Mas, lá adiante, ao invés de virar à direita, errei e segui pelo lado oposto. Conforme avançava ouvia as conversas cochichadas dos nativos, a postos na beira das ruas, que esperavam que alguém, sabe deus quem, ligasse o motor a óleo do gerador central. Um zumbido de vozes respeitosas com a noite em estado bruto, que gerava um clima fantasmagórico ou de pesadelo quando se dorme com frio. E falavam de tudo e de todos, das velhas e novas histórias, das reais e das imaginadas, do desastre na estrada ontonti, da mulher que enlouqueceu abandonada pelo marido, tu viste?, do filho da vizinha da irmã de uma prima que agora estava no exterior, mas, ah!, do enforcado só achado pela família uma semana depois no galho do jambeiro, mas credo!, do homem que virava cobra nas bandas do sítio, mas quando já!, da mulher que vivia com dois maridos em paz e feliz, de Max, o estuprador de homens, de uma assalto que ocorrera num casarão da aldeia e tantos outros temas para passar a hora naquele marasmo ampliado pelo negrume.
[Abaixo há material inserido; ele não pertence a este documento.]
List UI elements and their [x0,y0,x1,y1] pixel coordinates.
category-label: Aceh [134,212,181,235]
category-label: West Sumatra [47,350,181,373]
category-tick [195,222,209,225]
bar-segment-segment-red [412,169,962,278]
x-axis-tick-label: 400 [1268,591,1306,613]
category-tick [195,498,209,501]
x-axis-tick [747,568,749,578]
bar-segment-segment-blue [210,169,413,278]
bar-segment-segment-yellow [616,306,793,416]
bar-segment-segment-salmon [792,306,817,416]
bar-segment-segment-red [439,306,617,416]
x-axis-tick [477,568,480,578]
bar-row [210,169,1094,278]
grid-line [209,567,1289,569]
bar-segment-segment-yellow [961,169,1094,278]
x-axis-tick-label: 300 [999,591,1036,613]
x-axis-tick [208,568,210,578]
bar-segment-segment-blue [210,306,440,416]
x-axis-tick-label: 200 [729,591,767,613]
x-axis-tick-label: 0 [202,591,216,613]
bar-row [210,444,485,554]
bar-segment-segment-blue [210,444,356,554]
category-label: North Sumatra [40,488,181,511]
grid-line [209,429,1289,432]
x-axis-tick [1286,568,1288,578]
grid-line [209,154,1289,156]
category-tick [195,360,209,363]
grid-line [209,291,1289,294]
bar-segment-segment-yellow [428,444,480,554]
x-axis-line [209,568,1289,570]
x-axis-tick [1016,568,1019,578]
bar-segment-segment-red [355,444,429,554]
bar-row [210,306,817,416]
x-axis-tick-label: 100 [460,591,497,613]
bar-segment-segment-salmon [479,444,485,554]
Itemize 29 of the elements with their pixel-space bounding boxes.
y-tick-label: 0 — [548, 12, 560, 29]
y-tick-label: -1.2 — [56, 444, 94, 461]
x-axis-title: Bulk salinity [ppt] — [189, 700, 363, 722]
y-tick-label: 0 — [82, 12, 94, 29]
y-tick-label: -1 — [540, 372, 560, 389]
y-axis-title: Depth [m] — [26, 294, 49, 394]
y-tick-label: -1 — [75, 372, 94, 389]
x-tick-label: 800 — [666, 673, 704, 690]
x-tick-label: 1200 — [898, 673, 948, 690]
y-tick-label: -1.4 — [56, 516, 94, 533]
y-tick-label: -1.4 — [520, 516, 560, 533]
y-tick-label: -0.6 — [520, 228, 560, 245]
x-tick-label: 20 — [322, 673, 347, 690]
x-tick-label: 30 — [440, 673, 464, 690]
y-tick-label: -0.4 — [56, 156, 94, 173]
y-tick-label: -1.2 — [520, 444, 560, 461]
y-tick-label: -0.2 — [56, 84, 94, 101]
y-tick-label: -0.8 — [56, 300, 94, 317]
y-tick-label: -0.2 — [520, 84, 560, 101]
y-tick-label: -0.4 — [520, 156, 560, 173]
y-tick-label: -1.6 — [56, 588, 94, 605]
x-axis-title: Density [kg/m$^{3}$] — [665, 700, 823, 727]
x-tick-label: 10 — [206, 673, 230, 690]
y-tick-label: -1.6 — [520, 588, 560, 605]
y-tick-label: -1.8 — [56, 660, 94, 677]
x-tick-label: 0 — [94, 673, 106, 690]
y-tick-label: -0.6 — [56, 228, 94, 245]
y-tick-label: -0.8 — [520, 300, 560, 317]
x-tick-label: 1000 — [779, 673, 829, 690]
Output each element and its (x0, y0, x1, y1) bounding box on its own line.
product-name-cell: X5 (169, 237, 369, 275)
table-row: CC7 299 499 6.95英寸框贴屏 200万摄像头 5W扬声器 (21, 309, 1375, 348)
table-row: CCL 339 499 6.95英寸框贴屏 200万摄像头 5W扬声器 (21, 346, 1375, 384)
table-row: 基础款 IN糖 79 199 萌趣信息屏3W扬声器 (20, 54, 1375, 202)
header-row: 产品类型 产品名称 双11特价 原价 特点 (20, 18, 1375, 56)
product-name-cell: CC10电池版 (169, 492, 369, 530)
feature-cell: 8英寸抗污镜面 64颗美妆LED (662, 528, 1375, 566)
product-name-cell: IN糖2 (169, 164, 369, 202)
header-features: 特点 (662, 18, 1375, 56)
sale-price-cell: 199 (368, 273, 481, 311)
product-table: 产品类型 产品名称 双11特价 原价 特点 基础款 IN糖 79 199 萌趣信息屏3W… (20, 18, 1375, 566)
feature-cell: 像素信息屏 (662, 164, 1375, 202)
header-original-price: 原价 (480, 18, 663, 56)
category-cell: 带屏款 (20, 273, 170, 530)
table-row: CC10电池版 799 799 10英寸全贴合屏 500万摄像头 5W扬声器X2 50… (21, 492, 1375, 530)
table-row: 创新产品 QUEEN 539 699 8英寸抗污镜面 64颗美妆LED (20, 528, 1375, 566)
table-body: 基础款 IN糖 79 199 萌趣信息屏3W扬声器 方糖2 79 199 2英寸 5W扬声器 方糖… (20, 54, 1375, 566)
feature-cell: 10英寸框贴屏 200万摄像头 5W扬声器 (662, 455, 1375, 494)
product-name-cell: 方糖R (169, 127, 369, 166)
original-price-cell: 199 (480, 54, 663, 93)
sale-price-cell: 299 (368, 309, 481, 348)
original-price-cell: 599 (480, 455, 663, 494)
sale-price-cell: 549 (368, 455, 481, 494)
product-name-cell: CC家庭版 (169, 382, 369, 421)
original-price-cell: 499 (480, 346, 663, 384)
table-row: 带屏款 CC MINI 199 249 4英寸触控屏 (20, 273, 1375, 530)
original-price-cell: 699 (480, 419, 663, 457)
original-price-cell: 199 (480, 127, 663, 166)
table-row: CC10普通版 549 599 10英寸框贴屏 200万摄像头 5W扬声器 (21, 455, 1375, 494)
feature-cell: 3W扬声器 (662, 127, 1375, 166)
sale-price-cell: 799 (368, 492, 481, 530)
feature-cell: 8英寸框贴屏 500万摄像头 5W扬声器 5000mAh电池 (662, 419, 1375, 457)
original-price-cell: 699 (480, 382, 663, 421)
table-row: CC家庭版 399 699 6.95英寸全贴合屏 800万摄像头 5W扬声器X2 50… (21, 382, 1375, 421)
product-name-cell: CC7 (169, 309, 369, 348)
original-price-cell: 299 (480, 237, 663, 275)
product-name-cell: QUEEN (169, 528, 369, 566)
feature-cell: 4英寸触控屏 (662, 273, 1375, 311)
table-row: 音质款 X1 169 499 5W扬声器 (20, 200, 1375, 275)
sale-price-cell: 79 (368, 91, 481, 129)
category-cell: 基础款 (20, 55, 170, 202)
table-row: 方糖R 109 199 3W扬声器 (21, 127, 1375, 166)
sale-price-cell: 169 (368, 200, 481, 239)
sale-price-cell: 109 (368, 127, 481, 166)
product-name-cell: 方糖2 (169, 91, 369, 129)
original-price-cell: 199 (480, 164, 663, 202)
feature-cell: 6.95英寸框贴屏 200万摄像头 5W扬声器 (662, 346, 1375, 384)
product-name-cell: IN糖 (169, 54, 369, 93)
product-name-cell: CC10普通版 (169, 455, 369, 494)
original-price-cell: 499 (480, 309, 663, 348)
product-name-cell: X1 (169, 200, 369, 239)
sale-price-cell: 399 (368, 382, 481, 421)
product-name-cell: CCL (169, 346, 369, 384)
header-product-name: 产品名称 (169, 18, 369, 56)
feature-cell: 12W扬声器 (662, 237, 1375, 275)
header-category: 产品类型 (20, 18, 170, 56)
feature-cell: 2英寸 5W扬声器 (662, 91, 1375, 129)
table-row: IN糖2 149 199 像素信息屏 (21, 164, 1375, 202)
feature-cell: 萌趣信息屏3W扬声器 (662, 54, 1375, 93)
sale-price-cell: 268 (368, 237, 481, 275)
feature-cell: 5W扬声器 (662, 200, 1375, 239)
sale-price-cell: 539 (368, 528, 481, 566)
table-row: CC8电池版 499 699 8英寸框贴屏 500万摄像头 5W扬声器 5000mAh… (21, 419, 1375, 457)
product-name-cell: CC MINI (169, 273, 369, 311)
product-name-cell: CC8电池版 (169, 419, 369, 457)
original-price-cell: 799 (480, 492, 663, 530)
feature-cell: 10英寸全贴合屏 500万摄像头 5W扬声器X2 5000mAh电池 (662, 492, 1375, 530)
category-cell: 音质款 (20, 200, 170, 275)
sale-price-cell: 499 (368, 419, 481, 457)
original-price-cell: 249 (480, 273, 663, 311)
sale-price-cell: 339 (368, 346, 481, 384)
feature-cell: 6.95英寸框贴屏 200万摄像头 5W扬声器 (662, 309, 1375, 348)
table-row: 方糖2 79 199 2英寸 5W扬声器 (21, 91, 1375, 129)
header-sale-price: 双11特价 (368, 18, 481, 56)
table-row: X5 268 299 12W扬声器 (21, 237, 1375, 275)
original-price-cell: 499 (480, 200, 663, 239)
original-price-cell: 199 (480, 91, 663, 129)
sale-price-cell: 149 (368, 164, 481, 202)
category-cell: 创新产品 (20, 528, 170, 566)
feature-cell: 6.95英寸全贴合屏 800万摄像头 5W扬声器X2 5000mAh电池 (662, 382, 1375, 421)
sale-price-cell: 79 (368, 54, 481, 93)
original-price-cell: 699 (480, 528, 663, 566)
Continuei a caminhada distraído pelo fuxico e os olhos já tinham se adaptado àquela altura. Sem perceber estava em rota de colisão com uma profusão de pequenas luzes, distantes, em movimento, como um exército vermelho de pirilampos. Parecia um congestionamento de veículos de brinquedo ou como se a poluição luminosa da urbe escorresse pela rua principal do município feito lava quente. Mas, junto com os pontos brilhantes, acompanhava uma melodia, também compacta, doce, quase infantil, crescente, vibrante, sentida, bela e triste, tal a trilha de uma festa para os mortos.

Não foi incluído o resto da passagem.